Discours de Don Jorge.—Les trois courtisanes.—Les préparatifs.—Jalousie de Niceto.—Les avances de la Pandora.—Le festin.—Les danseuses nues.—La petite Monique.—Le baiser.—L'altercation.—La bagarre.—Le duel aux flambeaux.—Niceto blessé.—Rivalité de femmes.—Première nuit d'amour.—Mort de Niceto.

À dix-sept ans, Don Juan était dans la fleur de la beauté.

«Décidément, dit un matin Don Jorge à son neveu, tu ne peux pas en rester là. Tu as eu la plus brillante éducation des Espagnes, des maîtres de toutes les langues, vivantes ou mortes, de mathématiques, de littérature et même de poésie et de musique, bref, tu es endoctriné dans les sept arts. Tu as dix-sept ans, ta moustache commence à pousser, tu montes à cheval comme Don Alexandre, l'empereur des Grecs, tu manies la lance aussi bien que Bernal del Carpio et la rapière mieux que moi, tu es beau garçon, du reste, et point sot. Il est indécent que tu n'aies pas une maîtresse.
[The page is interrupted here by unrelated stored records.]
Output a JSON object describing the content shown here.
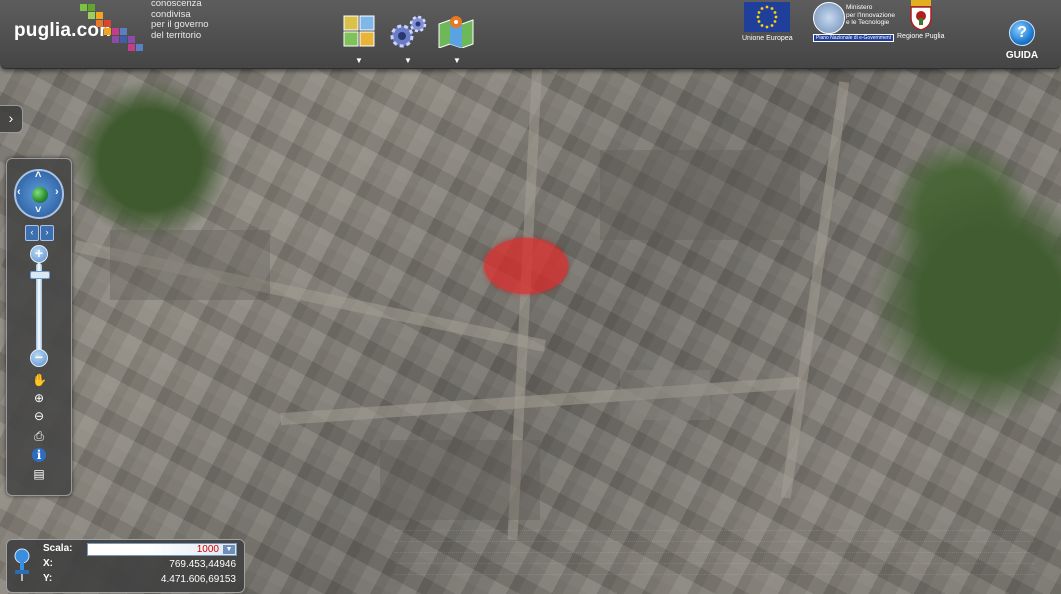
{
  "header": {
    "logo_text": "puglia.con",
    "tagline": [
      "conoscenza",
      "condivisa",
      "per il governo",
      "del territorio"
    ],
    "tools": [
      {
        "icon": "layers-grid-icon"
      },
      {
        "icon": "gears-icon"
      },
      {
        "icon": "map-pin-icon"
      }
    ],
    "partners": [
      {
        "icon": "eu-flag-icon",
        "label": "Unione Europea"
      },
      {
        "icon": "ministry-seal-icon",
        "lines": [
          "Ministero",
          "per l'Innovazione",
          "e le Tecnologie"
        ],
        "sublabel": "Piano Nazionale di e-Government"
      },
      {
        "icon": "regione-crest-icon",
        "label": "Regione Puglia"
      }
    ],
    "help": {
      "icon": "help-icon",
      "symbol": "?",
      "label": "GUIDA"
    }
  },
  "sidebar": {
    "toggle_icon": "chevron-right-icon",
    "toggle_symbol": "›"
  },
  "nav": {
    "compass_icon": "compass-globe-icon",
    "zoom_in_symbol": "+",
    "zoom_out_symbol": "−",
    "zoom_level": 0.12,
    "tools": [
      {
        "icon": "hand-pan-icon",
        "symbol": "✋"
      },
      {
        "icon": "zoom-in-small-icon",
        "symbol": "⊕"
      },
      {
        "icon": "zoom-out-small-icon",
        "symbol": "⊖"
      },
      {
        "icon": "print-icon",
        "symbol": "⎙"
      },
      {
        "icon": "info-icon",
        "symbol": "i"
      },
      {
        "icon": "legend-icon",
        "symbol": "▤"
      }
    ]
  },
  "scale_panel": {
    "scale_label": "Scala:",
    "scale_value": "1000",
    "x_label": "X:",
    "x_value": "769.453,44946",
    "y_label": "Y:",
    "y_value": "4.471.606,69153"
  },
  "colors": {
    "marker": "#e12828",
    "panel_bg": "#464646",
    "accent_blue": "#3d74b6"
  }
}
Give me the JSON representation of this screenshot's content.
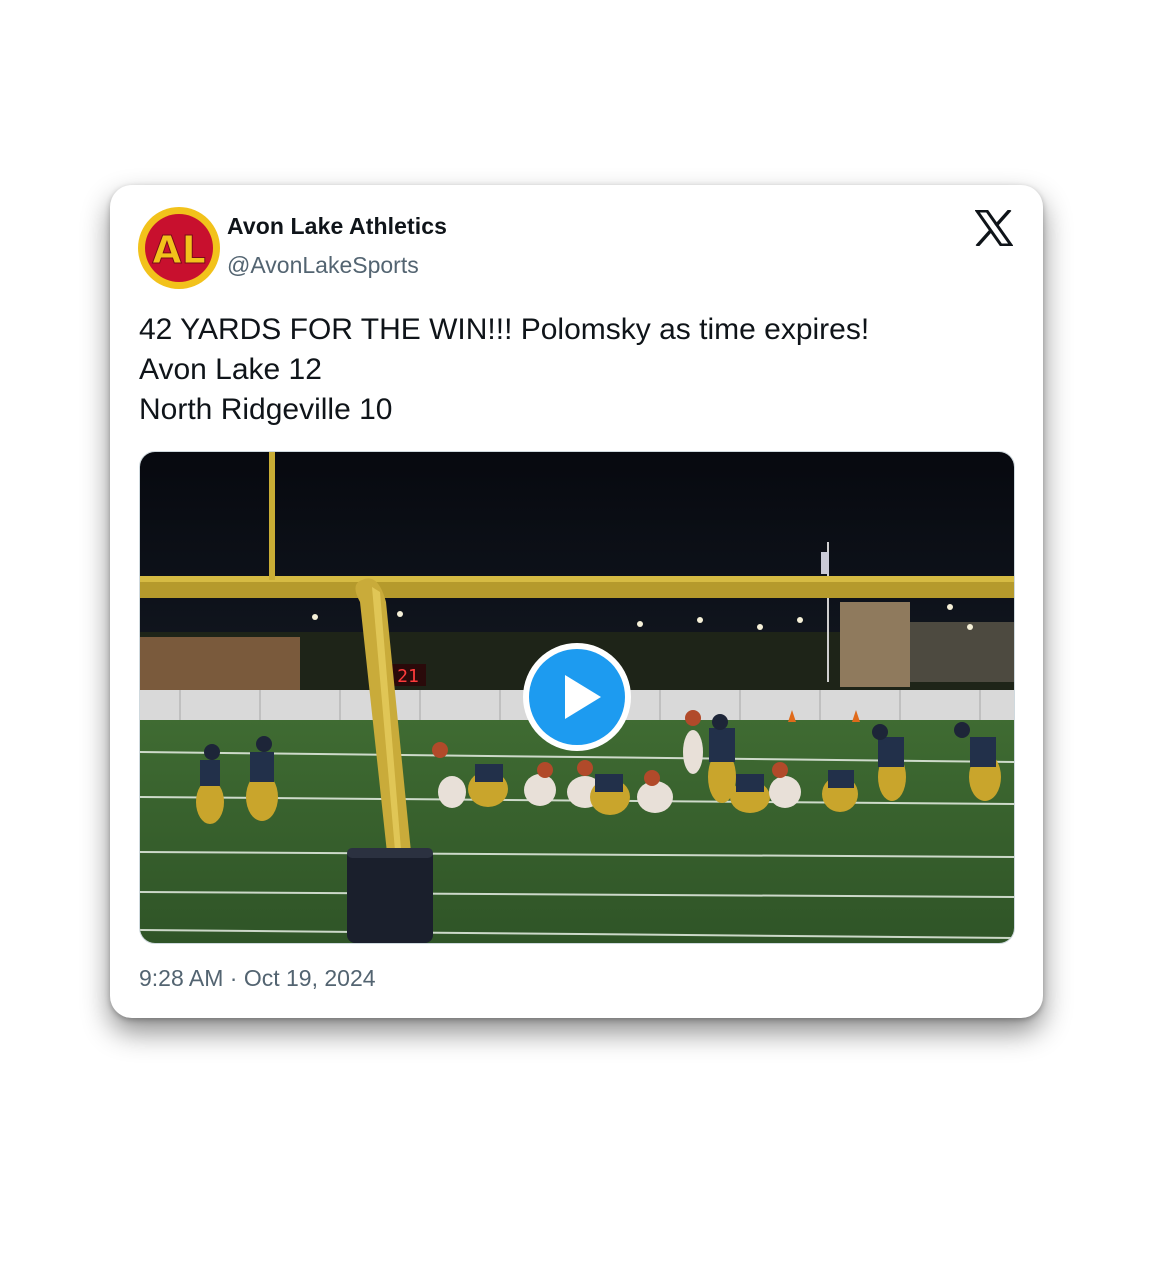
{
  "account": {
    "display_name": "Avon Lake Athletics",
    "handle": "@AvonLakeSports",
    "avatar_letters": "AL",
    "avatar_colors": {
      "ring": "#f2c21b",
      "background": "#c8102e",
      "text": "#f2c21b"
    }
  },
  "platform": {
    "logo": "x-logo-icon"
  },
  "tweet": {
    "lines": [
      "42 YARDS FOR THE WIN!!! Polomsky as time expires!",
      "Avon Lake 12",
      "North Ridgeville 10"
    ]
  },
  "media": {
    "type": "video",
    "play_icon": "play-icon",
    "play_color": "#1d9bf0",
    "scoreboard_text": "21"
  },
  "footer": {
    "timestamp": "9:28 AM · Oct 19, 2024"
  },
  "colors": {
    "text_primary": "#0f1419",
    "text_secondary": "#536471"
  }
}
–Une maîtresse! Une maîtresse! répétait Juan effaré.

–Tu es novice, mais non moine! De mon côté, j'ai la prétention de n'être point pédant. Si la famille me déshérita, ce n'est point sans quelques bons motifs. Nous sommes l'un et l'autre gentilshommes, bons parents et bons amis. Je te dois les lumières de mon expérience.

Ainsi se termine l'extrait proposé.